To get Buffett on board, BofA allowed Berkshire Hathaway to subscribe for $5 billion of preferred stock on a handsome fixed yield of 6%. It was also given $5 billion of share warrants at a price of $7.14 apiece. At the end of the week, the bank’s shares closed at $7.78, providing Buffett with an instant profit of 9%.
It is worrying that one of the biggest banks in the US should have been forced to concede terms like these, not long after it was taking an upbeat approach to the possibility of paying higher dividends to its shareholders.
Worse, no one other than Buffett was prepared to step up to the plate, in contrast to 2008, when an array of sovereign wealth funds were queuing up to take part in a stream of bank rescue packages.
But this is not an era for corporate heroes. As Richard Koo, chief economist at the Nomura Research Institute, has pointed out, corporations and individuals are more concerned with minimising debt than maximising profits following a credit crisis. And debt workouts like these can take decades, as Japan has discovered in recent years and the US found out in its 1930s depression.
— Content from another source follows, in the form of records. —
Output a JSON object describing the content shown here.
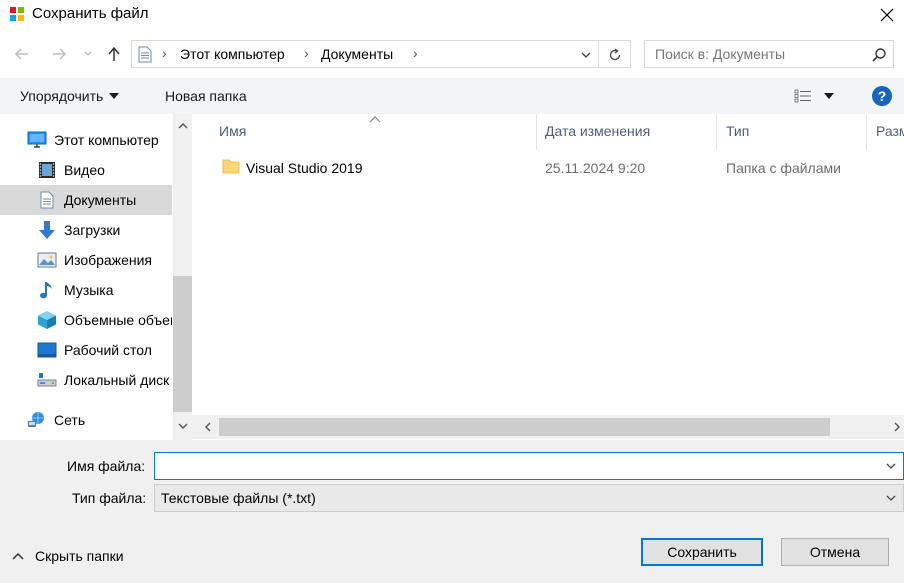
{
  "window": {
    "title": "Сохранить файл",
    "close_icon": "close-icon",
    "app_icon": "app-icon"
  },
  "nav": {
    "back_icon": "arrow-left-icon",
    "forward_icon": "arrow-right-icon",
    "recent_icon": "chevron-down-icon",
    "up_icon": "arrow-up-icon"
  },
  "address": {
    "crumbs": [
      "Этот компьютер",
      "Документы"
    ],
    "location_icon": "document-icon",
    "dropdown_icon": "chevron-down-icon",
    "refresh_icon": "refresh-icon"
  },
  "search": {
    "placeholder": "Поиск в: Документы",
    "icon": "search-icon"
  },
  "toolbar": {
    "organize_label": "Упорядочить",
    "new_folder_label": "Новая папка",
    "view_icon": "view-details-icon",
    "help_icon": "help-icon"
  },
  "sidebar": {
    "items": [
      {
        "label": "Этот компьютер",
        "icon": "computer-icon",
        "level": "top"
      },
      {
        "label": "Видео",
        "icon": "video-icon",
        "level": "child"
      },
      {
        "label": "Документы",
        "icon": "document-icon",
        "level": "child",
        "selected": true
      },
      {
        "label": "Загрузки",
        "icon": "download-icon",
        "level": "child"
      },
      {
        "label": "Изображения",
        "icon": "pictures-icon",
        "level": "child"
      },
      {
        "label": "Музыка",
        "icon": "music-icon",
        "level": "child"
      },
      {
        "label": "Объемные объекты",
        "icon": "3d-objects-icon",
        "level": "child"
      },
      {
        "label": "Рабочий стол",
        "icon": "desktop-icon",
        "level": "child"
      },
      {
        "label": "Локальный диск",
        "icon": "drive-icon",
        "level": "child"
      },
      {
        "label": "Сеть",
        "icon": "network-icon",
        "level": "top"
      }
    ]
  },
  "columns": {
    "name": "Имя",
    "date": "Дата изменения",
    "type": "Тип",
    "size": "Размер"
  },
  "files": [
    {
      "name": "Visual Studio 2019",
      "date": "25.11.2024 9:20",
      "type": "Папка с файлами",
      "icon": "folder-icon"
    }
  ],
  "form": {
    "filename_label": "Имя файла:",
    "filename_value": "",
    "filetype_label": "Тип файла:",
    "filetype_value": "Текстовые файлы (*.txt)",
    "hide_folders_label": "Скрыть папки",
    "save_label": "Сохранить",
    "cancel_label": "Отмена"
  },
  "colors": {
    "accent": "#0078d7",
    "selected_bg": "#d9d9d9",
    "toolbar_bg": "#f3f4f6",
    "header_text": "#4c607a",
    "folder": "#f8d775"
  }
}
Rather than seeking to reinvest their revenue surpluses, during this process, companies cut back staffing and capital investment. This ends up undermining the economy, but survival is paramount.
They are not only anxious about whether people will buy their goods. They also fret that banks (like BofA) will fail to supply them with working capital because of their balance sheets are also creaking.
Governments have stepped in to support the financial system. But this has only led to worries about sovereign debts, future austerity and tougher regulation. This summer, for the first time since 2008, banks have been finding it hard to raise capital in the money markets to fund their shorter and longer term needs. It is unclear quite how they can afford to boost their capital ratios, to the extent required by regulators.
In the meantime, capital is building up on corporate balance sheets. Bank deposits by individuals have hit record levels, with house purchases out of favour. You can see anxiety in the soaring price of gold and the popularity of covered bonds, which force borrowers to offer greater security to lenders. You can sense concern in the reluctance of companies to make takeover bids and their decision to return cash to shareholders, in the absence of any other ideas.
Large sums are also piling up in US Treasury bills because investors are so reluctant to take a view on the private sector. It all amounts to reckless conservatism, which will throw up outstanding investment opportunities at some point. But not just yet.